Lifejackets Not Required How the BOAT Can Improve Your Project Delivery Experience

Education, Membership,

Lifejackets Not Required
How the BOAT Can Improve Your Project Delivery Experience

How an organization makes decisions can greatly impact the project delivery success.  That seems intuitive but now there’s a research-based tool that correlates an Owner organization’s decision-making structure and culture with various project delivery methods (design-bid-build, CMAR, design-build, etc.).  Why?  To help understand and plan for challenges before they occur, which will inevitably happen when an organization uses a delivery method that clashes with its approach to making decisions.

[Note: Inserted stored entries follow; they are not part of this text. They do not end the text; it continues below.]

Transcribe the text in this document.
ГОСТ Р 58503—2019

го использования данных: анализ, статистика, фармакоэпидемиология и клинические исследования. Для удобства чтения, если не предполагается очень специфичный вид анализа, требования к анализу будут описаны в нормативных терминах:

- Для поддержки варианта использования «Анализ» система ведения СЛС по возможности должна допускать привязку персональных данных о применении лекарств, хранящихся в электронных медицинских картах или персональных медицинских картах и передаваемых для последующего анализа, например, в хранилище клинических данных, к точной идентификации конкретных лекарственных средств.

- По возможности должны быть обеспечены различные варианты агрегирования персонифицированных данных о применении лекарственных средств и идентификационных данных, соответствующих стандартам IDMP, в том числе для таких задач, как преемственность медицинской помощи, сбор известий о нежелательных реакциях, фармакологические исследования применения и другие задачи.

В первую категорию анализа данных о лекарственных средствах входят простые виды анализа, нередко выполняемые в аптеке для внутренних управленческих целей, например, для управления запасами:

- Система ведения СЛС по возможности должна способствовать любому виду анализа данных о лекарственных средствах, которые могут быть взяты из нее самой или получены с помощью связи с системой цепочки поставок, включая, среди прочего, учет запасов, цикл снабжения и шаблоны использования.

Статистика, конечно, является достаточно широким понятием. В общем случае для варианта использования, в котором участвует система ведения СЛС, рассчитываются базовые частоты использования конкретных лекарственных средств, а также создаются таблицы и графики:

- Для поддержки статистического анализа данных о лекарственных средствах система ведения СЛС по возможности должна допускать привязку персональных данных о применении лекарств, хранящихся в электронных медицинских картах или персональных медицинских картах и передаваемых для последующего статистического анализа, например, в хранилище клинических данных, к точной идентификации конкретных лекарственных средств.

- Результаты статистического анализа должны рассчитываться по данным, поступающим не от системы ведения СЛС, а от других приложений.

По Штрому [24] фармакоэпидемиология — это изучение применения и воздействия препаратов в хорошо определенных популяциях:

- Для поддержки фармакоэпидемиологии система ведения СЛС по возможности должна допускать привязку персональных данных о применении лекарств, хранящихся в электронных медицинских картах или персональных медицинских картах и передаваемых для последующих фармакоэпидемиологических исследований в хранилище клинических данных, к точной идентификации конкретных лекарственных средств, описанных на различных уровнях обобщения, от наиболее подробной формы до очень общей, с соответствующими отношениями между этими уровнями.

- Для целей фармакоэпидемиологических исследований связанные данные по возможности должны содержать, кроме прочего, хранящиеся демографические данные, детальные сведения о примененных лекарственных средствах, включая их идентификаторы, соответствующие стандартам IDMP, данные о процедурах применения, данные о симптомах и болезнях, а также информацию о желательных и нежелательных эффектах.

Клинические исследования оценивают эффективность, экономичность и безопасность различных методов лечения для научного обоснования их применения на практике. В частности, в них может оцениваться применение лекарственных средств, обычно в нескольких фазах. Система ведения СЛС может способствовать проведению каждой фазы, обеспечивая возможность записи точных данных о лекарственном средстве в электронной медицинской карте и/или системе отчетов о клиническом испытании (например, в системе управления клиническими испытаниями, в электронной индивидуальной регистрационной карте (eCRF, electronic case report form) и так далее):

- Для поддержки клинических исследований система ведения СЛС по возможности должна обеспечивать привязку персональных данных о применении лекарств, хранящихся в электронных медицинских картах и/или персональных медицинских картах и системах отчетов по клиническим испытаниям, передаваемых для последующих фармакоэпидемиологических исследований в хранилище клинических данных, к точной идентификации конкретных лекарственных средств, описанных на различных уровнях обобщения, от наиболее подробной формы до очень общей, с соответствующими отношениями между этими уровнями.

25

The Building Owner’s Assessment Tool (BOAT), developed by University of Washington researchers, helps Owners to better understand their decision-making profile. The results can then be used by the Owner and their project teams to proactively establish management expectations and mitigate roadblocks and pain points.  Beyond that primary goal, it also signals to service providers that the Owner is vulnerable and transparent enough to look inward and collaboratively plan around its own shortcomings.  #TheCOAAWay

Learn from the developers of this unique and effective tool how it works and how it can help improve your project outcomes.

Learning Objectives

  1. Understand the correlation between an Owner’s decision-making structure & culture and project success or failure.
  2. Explore the research behind the Building Owner’s Assessment Tool (BOAT), which was developed by the University of Washington to help Owners and their project teams predict and offset project management challenges.
  3. Review the questions posed within the BOAT and learn how the answers lead to a “decision-making profile” for the responding organization.
  4. Learn how this profile is then overlaid on various project delivery methods to reveal likely challenges or risks, which can then lead to a collaborative approach to offsetting or mitigating those risks.

Presenters

Carrie Sturts Dossick, Ph.D., P.E.

Carrie Sturts Dossick, Ph.D., P.E. is a Schaufelberger Professor of Construction Management and the Associate Dean of Research in the College of Built Environments, University of Washington. Dr. Dossick also holds an adjunct professor appointment in the Department of Civil and Environmental Engineering. Dr. Dossick directs the Communication, Technology, and Organizational Practices lab in the Center for Education and Research in Construction (CERC). Dr. Dossick has over two decades of research and teaching experience focused on emerging collaboration methods and technologies such as collaborative delivery, Building Information Management (BIM), Virtual Reality, and Digital Twins. She is an active member of the National Institute of Building Sciences’ (NIBS) Digital Technology Council and is a member of the National BIM Standard -US Planning Committee. Recent research and teaching projects include a Pankow-funded project called the Building Owner Assessment Tool (BOAT), an NSF-funded project on Cybersecurity for Large Institutional Owners, as well as a pilot project to develop a Digital Twin pilot for the I-90 Bridge, an industry-funded MEP VDC Services study, and the development of the Project BIM Requirements Module for the National BIM Standard U.S. with NIBS. She has received funding from the National Science Foundation, Charles Pankow Foundation, U.S. Army, U.S. Department of Education, New Horizons Foundation, John R. Gentille Foundation, ELECTRI INTERNATIONAL, National Institute of Building Sciences, General Services Administration, Mechanical Contractors Association of Western Washington, Sound Transit, Skanska USA Building, Mortenson Company, University of Washington Royalty Research Fund, UW Campus Sustainability Fund, and UW Facilities.  

Markku Allison AIA

Markku has over 40 years of experience both as an award-winning designer and as a thought-leader on design and construction industry transformation issues. In his roles as independent consultant and later as VP Strategy + Innovation for a large Canadian general contractor, Markku helped lead a range of IPD teams and innovation initiatives toward better outcomes. He served as the first president of the Integrated Project Delivery Alliance (IPDA), and currently chairs the IPDA’s Research + Performance Committee. He played a key role in AIA’s 2007 “Integrated Project Delivery: A Guide,” was a co-author of IPDA’s “Integrated Project Delivery: An Action Guide for Leaders,” and was the driver behind Chandos Construction’s “Futures Kit,” a strategic foresight toolkit for AEC and beyond. He currently consults in the areas of organizational design, IPD project setup, culture, and troubleshooting, and strategic foresight / strategic planning.